Ah! merde, tiens! Si c'est à ce prix qu'un poète vivant
et présent comme Nerval doit passer d'un quasi-incognito à la célébrité du
monde, mieux vaut encore la rue de La Vieille-Lanterne, ce caniveau
sordide et puant où il s'est pendu, les pieds au sol et le chapeau sur la
tête! En voilà un, en tout cas, qui a vécu l'humilité la plus grandiose."

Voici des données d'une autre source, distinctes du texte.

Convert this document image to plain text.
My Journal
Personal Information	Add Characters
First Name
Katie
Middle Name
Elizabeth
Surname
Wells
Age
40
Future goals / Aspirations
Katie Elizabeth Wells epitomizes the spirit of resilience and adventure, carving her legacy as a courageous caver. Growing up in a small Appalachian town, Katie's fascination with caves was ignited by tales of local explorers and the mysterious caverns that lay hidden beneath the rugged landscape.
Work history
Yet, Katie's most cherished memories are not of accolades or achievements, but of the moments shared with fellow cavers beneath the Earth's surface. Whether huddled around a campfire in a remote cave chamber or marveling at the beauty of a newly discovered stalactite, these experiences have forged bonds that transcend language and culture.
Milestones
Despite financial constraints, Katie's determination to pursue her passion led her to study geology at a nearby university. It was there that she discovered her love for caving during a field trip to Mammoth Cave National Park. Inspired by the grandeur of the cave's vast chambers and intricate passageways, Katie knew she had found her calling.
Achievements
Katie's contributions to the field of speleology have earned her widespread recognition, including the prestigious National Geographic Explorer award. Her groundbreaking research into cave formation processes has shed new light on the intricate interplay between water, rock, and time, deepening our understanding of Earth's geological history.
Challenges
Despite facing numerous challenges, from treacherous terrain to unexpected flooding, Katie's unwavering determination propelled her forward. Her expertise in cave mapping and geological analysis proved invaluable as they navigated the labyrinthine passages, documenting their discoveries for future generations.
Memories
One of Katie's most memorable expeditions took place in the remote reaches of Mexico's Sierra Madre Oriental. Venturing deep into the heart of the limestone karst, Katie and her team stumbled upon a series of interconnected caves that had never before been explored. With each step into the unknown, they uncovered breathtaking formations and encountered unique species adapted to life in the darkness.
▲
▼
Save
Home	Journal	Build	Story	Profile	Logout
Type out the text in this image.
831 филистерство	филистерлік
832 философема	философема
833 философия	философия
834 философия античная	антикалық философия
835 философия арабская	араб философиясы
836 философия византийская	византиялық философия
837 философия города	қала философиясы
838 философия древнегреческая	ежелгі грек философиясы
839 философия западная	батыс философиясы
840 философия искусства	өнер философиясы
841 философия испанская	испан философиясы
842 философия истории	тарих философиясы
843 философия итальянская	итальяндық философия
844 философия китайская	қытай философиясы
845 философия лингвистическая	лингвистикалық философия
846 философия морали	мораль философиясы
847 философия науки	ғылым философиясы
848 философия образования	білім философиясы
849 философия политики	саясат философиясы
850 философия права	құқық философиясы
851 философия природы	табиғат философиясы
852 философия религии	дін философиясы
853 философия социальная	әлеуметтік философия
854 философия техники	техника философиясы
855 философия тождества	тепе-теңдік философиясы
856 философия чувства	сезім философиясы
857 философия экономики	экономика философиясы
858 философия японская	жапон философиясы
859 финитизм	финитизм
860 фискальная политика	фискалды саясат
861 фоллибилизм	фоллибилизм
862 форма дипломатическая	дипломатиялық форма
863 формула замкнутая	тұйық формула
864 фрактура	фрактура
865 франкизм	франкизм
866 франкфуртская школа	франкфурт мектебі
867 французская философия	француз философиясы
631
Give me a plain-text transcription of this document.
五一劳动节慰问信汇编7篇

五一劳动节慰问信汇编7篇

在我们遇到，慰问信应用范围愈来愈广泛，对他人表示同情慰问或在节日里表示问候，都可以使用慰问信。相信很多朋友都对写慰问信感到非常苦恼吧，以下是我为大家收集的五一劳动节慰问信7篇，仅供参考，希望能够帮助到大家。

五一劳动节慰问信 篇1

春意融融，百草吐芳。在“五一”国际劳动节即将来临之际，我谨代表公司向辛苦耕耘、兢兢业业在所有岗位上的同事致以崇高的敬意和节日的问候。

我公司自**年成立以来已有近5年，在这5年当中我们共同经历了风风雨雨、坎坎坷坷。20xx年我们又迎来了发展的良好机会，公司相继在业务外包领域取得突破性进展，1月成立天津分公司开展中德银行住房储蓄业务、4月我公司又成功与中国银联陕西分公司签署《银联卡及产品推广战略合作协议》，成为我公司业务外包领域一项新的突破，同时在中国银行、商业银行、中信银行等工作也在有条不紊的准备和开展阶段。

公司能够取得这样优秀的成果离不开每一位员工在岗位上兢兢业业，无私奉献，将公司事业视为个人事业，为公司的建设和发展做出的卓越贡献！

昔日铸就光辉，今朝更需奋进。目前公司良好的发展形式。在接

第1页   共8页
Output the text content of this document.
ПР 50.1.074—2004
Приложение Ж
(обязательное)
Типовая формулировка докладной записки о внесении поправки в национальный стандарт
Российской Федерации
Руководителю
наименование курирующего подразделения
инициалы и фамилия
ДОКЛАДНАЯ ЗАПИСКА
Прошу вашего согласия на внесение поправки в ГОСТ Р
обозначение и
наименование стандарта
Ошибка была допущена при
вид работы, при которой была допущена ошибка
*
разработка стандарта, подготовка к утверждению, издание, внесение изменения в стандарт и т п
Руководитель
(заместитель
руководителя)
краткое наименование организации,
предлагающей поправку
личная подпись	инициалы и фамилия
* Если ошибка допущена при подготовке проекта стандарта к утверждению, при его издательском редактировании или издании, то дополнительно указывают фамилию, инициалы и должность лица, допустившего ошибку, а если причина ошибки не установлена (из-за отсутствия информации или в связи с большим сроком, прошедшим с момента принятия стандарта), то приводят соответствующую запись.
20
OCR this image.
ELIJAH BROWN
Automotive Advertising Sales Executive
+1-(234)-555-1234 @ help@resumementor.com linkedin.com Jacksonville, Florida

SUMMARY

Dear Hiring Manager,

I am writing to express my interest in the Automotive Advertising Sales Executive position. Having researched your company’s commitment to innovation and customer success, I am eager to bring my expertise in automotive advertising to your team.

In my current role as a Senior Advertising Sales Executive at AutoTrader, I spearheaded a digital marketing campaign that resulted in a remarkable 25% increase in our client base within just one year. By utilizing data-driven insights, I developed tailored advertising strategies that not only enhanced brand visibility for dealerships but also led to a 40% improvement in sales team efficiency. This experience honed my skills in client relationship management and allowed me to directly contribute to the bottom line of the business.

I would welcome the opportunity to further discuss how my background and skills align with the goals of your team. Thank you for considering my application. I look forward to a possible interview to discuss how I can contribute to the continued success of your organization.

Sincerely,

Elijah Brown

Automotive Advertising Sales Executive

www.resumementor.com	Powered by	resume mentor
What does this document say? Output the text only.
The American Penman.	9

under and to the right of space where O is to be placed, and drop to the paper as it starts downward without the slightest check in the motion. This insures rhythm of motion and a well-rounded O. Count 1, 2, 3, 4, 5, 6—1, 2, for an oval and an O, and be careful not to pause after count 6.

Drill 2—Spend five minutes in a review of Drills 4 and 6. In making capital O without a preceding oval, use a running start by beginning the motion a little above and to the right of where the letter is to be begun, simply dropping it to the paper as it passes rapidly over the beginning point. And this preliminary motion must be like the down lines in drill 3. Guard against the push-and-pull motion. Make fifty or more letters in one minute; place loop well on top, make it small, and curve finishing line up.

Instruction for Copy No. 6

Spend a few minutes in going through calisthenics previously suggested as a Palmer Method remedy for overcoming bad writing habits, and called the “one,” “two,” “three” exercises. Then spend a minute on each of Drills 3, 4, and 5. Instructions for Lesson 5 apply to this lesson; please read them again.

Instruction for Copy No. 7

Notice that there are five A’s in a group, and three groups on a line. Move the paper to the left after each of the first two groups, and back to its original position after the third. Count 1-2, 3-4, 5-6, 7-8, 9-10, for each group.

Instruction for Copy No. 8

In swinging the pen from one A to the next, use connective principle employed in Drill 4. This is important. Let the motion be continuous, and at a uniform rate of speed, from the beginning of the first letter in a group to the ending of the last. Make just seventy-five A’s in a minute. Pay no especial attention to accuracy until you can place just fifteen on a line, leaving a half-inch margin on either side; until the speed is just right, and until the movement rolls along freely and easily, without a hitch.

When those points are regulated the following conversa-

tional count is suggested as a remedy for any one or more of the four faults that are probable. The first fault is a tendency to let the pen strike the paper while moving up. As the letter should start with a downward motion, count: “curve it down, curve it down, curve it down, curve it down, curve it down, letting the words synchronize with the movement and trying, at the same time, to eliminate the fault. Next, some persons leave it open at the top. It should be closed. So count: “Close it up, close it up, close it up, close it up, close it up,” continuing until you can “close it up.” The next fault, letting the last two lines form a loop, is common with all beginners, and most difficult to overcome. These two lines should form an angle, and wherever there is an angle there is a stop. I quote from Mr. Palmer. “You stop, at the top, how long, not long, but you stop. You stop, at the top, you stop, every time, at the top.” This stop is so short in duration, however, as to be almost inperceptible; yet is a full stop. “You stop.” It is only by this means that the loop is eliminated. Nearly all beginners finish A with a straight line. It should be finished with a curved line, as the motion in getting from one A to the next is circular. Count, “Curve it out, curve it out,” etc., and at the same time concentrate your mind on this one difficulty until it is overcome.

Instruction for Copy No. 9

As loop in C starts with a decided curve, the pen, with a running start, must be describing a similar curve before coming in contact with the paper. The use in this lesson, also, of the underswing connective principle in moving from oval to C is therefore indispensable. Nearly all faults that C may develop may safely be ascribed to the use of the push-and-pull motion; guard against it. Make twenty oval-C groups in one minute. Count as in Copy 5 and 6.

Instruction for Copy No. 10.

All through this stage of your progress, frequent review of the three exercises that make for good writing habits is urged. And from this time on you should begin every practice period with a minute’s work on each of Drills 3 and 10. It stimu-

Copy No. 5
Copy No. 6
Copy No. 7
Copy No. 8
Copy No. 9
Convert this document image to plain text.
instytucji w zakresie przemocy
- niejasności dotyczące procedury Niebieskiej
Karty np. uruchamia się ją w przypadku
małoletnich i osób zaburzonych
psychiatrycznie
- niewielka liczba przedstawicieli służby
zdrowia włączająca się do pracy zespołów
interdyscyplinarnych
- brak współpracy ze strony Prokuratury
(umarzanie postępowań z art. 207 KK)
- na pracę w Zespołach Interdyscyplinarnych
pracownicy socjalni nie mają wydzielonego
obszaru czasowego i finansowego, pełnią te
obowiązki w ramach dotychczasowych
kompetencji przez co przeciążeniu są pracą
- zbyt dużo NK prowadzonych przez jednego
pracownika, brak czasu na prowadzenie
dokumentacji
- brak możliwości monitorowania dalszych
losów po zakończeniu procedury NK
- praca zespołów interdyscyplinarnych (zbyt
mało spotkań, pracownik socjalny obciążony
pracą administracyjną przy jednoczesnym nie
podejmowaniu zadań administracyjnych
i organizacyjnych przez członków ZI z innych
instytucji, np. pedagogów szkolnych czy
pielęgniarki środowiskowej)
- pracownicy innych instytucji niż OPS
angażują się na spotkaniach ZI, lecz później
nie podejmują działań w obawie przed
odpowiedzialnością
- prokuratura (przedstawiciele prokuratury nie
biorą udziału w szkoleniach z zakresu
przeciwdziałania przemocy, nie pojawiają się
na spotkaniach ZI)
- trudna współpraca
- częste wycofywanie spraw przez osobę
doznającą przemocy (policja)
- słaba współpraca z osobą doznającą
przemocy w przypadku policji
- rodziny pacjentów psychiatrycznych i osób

Armel Guerne, Lettre à Cioran, 23 février
1967

"J'ai ici une édition des
Chimères où chaque vers compte quatre à six appels de notes, où chaque
sonnet est accablé de plusieurs pages de cuistreries, précisions
"historiques", rapports psychanalytiques, explications ésotériques et
autres calembredaines. Ah! le malheureux! Plus méconnu encore sous la
masse de cette science empilée que par ses contemporains dont la plupart,
parmi ceux qui croyaient le connaître, étaient bien trop littéraires pour
le comprendre et pour l'aimer comme il l'eût fallu. "
Armel Guerne,
lettre à Pérégrine, 18 mars 1967
"Il se peut qu'ici bas, prisonnier
dans le temps, personne ne mesure jamais la véritable dimension, ni ne
soupçonne la vraie raison de la présence d'un poète au monde, où son
pourquoi commence un jour et ne finit jamais plus. On se fait par
commodité une idée absurde du génie (qui est, avec la sainteté, la plus
formidable incommodité de l'expérience humaine) si l'on croit qu'il
n'intervient que pour l'ornement des littératures et l'illustrations des
beaux-arts! (...) Et celui de Nerval plus qu'aucun autre, qui prit et qui
reçut plus qu'aucun autre sa leçon de ténèbres, la consomma jusqu'au
désespoir, éprouva jusqu'au fond du péril la trempe et l'efficacité des
armes spirituelles qui font la vertu même et qui sont le génie de la
langue française, le verbe d'une chair qui va bientôt mourir et qu'il
était grand temps d'interroger comme il l'a fait.
Préface aux Oeuvres de Gérard de
Nerval, Club Français du Livre, 1968
Les mains de Gérard
Les mains
sont immobiles ; plus pensives que la pensée, veuves comme peut les
laisser, abandonnées, un regard tellement empli de visions qu'il ne
descend plus vers elles ; blanches et grandes, on les devine, belles aussi
d'une force solide, mais tristes, relâchées dans une sorte de mouvement
poignant de mélancolie, de total renoncement sous la puissance ravageuse
de l'angoisse ; les genoux les supportent comme des étrangères et elles
restent là, vaguement croisées, silencieuses et recueillies, vieilles
habituées des prières muettes. Un cigare oublié entre le pouce et l'index,
le bout encore humide, que le fumeur distrait aura laissé s'éteindre,
semble pourtant dans sa sombre raideur être moins une «chose» que les
doigts. On ne sait pas pourquoi, mais il évoque une chambre vide et ce
silence particulier des objets, ce mutisme volontaire des choses,
maintenant que celui qui les touchait n'est plus là, ne reviendra jamais.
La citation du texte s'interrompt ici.